Turning now to the figures, FIG. 1 shows a block diagram of an example healthcare-focused information system 100. Example system 100 can be configured to implement a variety of systems and processes including image storage (e.g., picture archiving and communication system (PACS), etc.), image processing and/or analysis, radiology reporting and/or review (e.g., radiology information system (RIS), etc.), computerized provider order entry (CPOE) system, clinical decision support, patient monitoring, population health management (e.g., population health management system (PHMS), health information exchange (HIE), etc.), healthcare data analytics, cloud-based image sharing, electronic medical record (e.g., electronic medical record system (EMR), electronic health record system (EHR), electronic patient record (EPR), personal health record system (PHR), etc.), and/or other health information system (e.g., clinical information system (CIS), hospital information system (HIS), patient data management system (PDMS), laboratory information system (LIS), cardiovascular information system (CVIS), etc.
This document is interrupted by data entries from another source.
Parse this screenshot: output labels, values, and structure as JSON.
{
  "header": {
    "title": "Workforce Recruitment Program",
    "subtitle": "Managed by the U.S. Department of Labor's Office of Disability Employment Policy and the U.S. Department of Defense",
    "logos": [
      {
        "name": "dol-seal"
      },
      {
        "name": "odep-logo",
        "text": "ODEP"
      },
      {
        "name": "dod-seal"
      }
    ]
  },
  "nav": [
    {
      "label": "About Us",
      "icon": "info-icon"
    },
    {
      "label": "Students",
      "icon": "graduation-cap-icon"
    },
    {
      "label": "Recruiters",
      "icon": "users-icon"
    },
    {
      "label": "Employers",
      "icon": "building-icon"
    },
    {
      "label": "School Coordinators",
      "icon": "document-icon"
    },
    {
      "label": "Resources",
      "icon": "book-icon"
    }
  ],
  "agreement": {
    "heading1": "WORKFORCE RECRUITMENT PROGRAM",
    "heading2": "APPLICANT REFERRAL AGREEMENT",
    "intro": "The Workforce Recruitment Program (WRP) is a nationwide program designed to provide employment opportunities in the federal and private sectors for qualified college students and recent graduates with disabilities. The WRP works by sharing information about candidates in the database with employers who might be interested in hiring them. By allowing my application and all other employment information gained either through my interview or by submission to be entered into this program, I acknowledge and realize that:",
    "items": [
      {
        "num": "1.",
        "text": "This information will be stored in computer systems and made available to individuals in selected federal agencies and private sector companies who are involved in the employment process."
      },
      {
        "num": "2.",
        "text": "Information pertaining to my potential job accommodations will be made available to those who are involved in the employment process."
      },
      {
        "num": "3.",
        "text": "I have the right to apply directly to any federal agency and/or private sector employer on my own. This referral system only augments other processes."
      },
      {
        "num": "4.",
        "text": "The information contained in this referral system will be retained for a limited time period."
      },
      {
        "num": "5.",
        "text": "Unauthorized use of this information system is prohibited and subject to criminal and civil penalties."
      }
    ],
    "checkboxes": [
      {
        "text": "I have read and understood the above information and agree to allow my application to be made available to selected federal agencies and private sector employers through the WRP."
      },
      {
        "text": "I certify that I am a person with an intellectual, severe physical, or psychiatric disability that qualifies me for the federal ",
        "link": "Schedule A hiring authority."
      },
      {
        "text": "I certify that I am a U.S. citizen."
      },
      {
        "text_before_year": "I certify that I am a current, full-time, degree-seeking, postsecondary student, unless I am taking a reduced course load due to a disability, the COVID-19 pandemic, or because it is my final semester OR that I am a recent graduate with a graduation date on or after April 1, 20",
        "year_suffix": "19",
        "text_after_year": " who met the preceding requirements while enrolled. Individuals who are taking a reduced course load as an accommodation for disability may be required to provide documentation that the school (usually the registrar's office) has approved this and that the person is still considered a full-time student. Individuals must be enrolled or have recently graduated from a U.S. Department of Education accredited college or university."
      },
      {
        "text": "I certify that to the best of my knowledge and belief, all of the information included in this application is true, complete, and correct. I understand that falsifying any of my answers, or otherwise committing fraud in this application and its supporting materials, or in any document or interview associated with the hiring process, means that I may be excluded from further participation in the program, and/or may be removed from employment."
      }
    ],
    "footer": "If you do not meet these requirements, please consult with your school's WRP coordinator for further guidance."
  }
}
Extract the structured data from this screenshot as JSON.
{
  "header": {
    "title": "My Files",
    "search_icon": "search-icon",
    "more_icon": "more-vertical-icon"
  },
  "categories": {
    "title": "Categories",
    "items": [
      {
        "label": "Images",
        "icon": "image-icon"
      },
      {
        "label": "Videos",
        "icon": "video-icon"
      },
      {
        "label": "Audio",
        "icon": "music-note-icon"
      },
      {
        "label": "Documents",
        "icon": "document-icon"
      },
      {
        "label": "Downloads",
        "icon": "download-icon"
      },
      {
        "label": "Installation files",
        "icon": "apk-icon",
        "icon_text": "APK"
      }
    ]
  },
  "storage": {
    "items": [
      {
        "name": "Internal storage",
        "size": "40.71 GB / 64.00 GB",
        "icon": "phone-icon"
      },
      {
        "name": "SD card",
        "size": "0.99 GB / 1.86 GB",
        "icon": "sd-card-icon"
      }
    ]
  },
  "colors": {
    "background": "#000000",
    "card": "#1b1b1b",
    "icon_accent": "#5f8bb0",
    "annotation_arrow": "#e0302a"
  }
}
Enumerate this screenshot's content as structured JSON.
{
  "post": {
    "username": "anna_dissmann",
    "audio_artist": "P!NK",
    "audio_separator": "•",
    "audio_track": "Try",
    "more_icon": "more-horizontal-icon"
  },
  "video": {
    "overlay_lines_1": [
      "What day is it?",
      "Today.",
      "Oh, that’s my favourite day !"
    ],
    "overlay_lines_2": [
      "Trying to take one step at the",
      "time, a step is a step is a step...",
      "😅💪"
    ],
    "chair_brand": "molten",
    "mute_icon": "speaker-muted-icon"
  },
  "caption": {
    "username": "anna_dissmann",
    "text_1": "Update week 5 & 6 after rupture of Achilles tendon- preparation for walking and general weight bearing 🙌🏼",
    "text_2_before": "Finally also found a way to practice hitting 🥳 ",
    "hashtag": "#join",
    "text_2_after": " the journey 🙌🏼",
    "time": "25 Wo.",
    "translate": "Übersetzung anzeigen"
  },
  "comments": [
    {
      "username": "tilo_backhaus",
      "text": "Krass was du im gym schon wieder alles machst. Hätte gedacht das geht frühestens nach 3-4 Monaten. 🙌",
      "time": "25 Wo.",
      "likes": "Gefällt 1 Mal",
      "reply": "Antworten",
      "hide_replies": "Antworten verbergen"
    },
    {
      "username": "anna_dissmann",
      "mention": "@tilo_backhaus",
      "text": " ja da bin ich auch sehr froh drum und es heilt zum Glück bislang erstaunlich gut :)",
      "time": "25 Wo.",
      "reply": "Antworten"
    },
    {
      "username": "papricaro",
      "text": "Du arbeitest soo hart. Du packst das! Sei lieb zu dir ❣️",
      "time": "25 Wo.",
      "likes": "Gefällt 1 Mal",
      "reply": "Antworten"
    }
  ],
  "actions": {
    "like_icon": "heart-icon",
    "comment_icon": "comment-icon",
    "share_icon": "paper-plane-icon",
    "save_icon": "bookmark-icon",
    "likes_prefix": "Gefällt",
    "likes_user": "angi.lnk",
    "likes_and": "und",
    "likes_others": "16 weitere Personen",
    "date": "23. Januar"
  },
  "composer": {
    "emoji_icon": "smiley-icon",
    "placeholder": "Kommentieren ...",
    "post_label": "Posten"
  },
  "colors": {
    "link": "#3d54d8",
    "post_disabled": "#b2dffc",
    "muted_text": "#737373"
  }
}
As illustrated in FIG. 1, the example information system 100 includes an input 110, an output 120, a processor 130, a memory 140, and a communication interface 150. The components of example system 100 can be integrated in one device or distributed over two or more devices.
Example input 110 may include a keyboard, a touch-screen, a mouse, a trackball, a track pad, optical barcode recognition, voice command, etc. or combination thereof used to communicate an instruction or data to system 100. Example input 110 may include an interface between systems, between user(s) and system 100, etc.
Example output 120 can provide a display generated by processor 130 for visual illustration on a monitor or the like. The display can be in the form of a network interface or graphic user interface (GUI) to exchange data, instructions, or illustrations on a computing device via communication interface 150, for example. Example output 120 may include a monitor (e.g., liquid crystal display (LCD), plasma display, cathode ray tube (CRT), etc.), light emitting diodes (LEDs), a touch-screen, a printer, a speaker, or other conventional display device or combination thereof.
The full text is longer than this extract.